Tak Kenal Ampun, Hukuman Pelaku Kejahatan di Sejarah Abad Pertengahan

By Hanny Nur Fadhilah, Rabu, 12 Juli 2023 | 12:00 WIB
Dalam sejarah Abad Pertengahan, pelaku yang melakukan kejahatan pasti akan mendapatkan hukuman yang keras dan tak kenal ampun. (History Defined)

Nationalgeographic.co.id—Kejahatan dan hukuman dalam sejarah Abad Pertengahan seringkali keras dan tak kenal ampun. Tidak seperti sistem peradilan pidana saat ini, tidak ada kepolisian yang sah dan masyarakat setempat bertanggung jawab untuk menegakkan hukum dan ketertiban.

Gereja Kristen juga berperan besar dalam menentukan hukuman bagi mereka yang dinyatakan bersalah.
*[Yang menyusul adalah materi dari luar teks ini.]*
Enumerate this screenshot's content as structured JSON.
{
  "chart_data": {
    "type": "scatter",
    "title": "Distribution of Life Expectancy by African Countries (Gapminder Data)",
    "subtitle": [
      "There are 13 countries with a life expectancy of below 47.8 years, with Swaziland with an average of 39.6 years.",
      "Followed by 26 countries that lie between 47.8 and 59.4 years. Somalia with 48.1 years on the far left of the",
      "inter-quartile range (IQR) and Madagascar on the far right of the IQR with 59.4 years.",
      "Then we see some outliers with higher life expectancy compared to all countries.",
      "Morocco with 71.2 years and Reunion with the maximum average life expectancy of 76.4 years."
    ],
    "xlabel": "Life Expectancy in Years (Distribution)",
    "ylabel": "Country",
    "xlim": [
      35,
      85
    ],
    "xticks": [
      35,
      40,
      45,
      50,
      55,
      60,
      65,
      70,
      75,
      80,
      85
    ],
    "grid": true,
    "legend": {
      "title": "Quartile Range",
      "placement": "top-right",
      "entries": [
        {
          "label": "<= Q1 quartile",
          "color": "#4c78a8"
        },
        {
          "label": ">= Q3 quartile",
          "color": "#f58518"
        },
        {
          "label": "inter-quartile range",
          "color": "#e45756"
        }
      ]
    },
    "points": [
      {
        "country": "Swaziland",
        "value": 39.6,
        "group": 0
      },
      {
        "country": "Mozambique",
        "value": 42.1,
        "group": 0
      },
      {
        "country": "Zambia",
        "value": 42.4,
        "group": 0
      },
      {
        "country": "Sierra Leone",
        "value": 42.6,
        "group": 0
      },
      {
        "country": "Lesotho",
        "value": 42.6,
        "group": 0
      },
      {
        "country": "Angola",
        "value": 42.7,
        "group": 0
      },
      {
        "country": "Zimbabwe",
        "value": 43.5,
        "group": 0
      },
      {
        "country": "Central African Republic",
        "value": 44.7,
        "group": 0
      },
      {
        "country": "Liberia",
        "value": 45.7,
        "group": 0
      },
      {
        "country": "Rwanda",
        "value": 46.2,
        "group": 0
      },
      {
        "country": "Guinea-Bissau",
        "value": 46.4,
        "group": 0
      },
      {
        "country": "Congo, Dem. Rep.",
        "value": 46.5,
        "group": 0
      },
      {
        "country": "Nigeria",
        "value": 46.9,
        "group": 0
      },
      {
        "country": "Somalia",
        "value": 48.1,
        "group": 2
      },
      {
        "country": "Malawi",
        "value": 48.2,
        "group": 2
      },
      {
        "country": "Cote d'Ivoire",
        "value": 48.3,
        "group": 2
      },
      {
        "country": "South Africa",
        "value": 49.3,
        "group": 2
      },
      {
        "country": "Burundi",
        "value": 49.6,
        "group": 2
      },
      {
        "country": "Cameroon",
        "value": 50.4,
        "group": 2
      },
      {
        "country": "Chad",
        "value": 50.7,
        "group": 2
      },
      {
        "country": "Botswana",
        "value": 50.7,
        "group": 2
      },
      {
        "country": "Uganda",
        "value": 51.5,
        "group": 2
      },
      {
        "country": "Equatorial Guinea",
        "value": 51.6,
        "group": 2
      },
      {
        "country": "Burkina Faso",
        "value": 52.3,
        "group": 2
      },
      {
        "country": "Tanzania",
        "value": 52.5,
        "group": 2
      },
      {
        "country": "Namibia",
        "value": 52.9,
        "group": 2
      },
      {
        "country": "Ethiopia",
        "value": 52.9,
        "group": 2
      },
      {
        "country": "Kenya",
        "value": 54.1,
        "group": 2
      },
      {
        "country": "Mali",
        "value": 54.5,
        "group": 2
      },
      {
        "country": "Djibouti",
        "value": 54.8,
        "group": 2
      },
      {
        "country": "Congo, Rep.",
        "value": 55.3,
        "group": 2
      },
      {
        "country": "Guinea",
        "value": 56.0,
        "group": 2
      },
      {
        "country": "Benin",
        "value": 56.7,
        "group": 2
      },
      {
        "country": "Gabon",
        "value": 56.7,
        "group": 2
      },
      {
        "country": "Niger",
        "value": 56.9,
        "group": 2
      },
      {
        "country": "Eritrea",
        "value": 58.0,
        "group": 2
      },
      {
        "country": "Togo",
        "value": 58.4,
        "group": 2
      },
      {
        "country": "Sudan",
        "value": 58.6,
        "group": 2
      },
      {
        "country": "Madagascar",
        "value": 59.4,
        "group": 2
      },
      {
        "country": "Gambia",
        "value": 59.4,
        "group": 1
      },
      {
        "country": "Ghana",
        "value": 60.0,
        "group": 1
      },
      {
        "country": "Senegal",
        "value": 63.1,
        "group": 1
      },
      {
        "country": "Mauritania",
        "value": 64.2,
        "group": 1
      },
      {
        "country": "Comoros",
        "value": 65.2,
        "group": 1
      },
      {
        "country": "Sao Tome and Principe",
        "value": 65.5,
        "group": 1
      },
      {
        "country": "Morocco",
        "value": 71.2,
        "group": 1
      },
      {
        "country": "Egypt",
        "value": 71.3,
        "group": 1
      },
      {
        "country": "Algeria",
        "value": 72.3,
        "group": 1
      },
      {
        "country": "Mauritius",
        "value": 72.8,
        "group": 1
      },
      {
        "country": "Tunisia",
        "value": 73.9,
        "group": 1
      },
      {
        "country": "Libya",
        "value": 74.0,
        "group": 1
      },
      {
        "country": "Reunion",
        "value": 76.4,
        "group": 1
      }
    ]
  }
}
Namun, mereka juga memberikan jalan bagi terdakwa untuk menghindari hukuman dengan meminta Tuhan menyelamatkan jiwa mereka.

Karena hanya ada sedikit penjara selama ini, sebagian besar hukuman berfungsi untuk mencegah orang lain dalam masyarakat melakukan kejahatan.

Sementara saat ini, hukuman mati sangat jarang digunakan, namun mendapatkan popularitas besar di sejarah Abad Pertengahan. Demikian pula, menyakiti tubuh bukanlah hukuman yang digunakan dalam sistem kriminal saat ini.

Seiring perkembangan masyarakat, jenis kejahatan yang dilakukan dan hukuman yang setara telah berubah secara signifikan. Berikut adalah beberapa kejahatan umum dan hukuman sejarah Abad Pertengahan.

Tiga Cobaan

Pengadilan oleh juri tidak umum sampai abad ke-13. Tanpa cara formal untuk menentukan bersalah atau tidaknya seseorang, terdakwa diadili dengan siksaan.

Ada tiga jenis cobaan yaitu cobaan dengan api, cobaan dengan air, dan cobaan dengan pertempuran. Tujuan dari cobaan berat ini adalah membuat tertuduh mengalami keadaan ekstrim, dan jika mampu bertahan, mereka dianggap tidak bersalah di mata Tuhan. 

Siksaan dengan api mengharuskan terdakwa untuk membawa besi panas setinggi sembilan kaki (hampir tiga meter). Kemudian, tangan mereka dibalut. Setelah tiga hari, mereka diminta untuk hadir di pengadilan dan menunjukkan tangan mereka.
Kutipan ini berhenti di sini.